Under the terms of the Engineering Employers’ Federation agreement with the unions, men are paid only when they are laid off by a strike in a non-federated firm. British Leyland and G.K.N. are members of the federation, but it is believed that British Leyland is considering leaving the E.E.F. None of the other major car firms, Ford, Vauxhall, and Chrysler, is a member and all have individual agreements on lay-off pay.
The campaign for similar agreements in British Leyland is bound to be stepped up when employees hear details of a new lay-off agreement expected to be accepted by the men at Chrysler’s Ryton Coventry, plant. I understand this will be signed tomorrow.

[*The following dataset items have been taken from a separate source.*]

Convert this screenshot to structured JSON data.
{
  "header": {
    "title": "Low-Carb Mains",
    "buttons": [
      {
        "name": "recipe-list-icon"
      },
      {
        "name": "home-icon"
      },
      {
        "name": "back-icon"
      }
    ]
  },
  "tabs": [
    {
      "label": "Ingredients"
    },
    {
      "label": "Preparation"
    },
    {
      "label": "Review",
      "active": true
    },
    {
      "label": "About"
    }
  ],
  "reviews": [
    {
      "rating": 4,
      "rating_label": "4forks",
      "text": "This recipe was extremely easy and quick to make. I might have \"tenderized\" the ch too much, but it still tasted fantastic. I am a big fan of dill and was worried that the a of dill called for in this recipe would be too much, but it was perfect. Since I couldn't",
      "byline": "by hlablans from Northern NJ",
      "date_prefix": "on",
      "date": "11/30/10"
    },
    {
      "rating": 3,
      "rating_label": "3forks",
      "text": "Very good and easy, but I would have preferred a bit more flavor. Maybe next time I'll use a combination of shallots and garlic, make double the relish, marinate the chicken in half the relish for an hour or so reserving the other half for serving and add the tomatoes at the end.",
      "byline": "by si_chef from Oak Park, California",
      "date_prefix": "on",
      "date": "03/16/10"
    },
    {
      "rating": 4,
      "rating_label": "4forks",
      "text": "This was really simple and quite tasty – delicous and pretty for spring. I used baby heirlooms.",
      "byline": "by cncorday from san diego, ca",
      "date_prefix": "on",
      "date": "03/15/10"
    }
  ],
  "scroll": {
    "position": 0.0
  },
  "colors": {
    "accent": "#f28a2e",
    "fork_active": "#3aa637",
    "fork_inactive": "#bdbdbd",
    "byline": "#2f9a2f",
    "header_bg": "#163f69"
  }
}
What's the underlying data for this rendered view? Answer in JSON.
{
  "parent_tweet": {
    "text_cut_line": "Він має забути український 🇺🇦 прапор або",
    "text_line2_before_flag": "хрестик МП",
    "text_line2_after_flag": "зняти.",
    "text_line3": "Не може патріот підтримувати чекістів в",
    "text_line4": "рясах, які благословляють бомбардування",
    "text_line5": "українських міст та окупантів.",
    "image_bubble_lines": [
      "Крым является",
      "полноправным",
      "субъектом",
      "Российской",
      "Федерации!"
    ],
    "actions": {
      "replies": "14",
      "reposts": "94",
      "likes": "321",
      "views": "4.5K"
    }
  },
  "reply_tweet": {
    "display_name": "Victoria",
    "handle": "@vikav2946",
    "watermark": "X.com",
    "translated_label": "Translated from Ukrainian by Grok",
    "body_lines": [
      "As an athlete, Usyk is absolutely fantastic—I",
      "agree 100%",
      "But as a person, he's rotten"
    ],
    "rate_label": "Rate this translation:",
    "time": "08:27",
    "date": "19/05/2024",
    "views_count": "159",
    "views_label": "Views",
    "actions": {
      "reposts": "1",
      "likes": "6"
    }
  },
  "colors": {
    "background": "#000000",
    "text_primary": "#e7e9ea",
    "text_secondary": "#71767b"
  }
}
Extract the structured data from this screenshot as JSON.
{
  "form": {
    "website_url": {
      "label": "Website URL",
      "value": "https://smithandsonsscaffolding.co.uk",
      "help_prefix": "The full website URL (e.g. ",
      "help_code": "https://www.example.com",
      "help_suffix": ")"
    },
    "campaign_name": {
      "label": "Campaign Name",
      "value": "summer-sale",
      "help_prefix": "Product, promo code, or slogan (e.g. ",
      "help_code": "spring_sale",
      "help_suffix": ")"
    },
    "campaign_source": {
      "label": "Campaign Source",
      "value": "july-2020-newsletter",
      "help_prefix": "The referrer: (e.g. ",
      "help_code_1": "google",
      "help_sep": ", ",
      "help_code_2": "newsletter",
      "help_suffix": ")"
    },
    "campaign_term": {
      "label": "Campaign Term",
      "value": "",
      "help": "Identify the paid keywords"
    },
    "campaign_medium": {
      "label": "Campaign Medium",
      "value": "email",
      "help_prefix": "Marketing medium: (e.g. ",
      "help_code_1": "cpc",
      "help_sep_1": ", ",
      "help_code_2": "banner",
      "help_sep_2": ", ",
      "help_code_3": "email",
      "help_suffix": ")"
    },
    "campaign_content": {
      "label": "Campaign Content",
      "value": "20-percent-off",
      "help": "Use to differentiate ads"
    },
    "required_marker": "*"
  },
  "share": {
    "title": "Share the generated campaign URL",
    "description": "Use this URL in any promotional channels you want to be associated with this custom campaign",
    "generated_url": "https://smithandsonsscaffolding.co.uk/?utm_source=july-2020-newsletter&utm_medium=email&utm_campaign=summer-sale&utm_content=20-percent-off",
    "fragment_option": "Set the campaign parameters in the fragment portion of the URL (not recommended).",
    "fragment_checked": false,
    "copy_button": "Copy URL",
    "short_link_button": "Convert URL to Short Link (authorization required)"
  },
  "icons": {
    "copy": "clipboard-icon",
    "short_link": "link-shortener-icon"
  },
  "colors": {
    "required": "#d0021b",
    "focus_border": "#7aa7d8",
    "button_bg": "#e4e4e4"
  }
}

Meanwhile British Leyland faces a disastrous series of stoppages at a time when it is struggling to recover from its worst year. The situation lends strength to reports that the corporation is considering recognizing the unofficial shop stewards body.
National officials of the motor unions have already rejected management approaches for the formation of a joint union-management council for British Leyland. They say that it would cut across negotiations at plant level. In a carefully worded statement yesterday Pat Lowry, the corporation’s director of industrial relations, said: “We are naturally considering every possible method of improving our industrial relations, but recognition of the shop stewards’ committee would not be a matter for a unilateral decision by the corporation . It would require the agreement of the unions with whom we are at present negotiating. I should explain that the matter has not been discussed with them and no decision has been taken.”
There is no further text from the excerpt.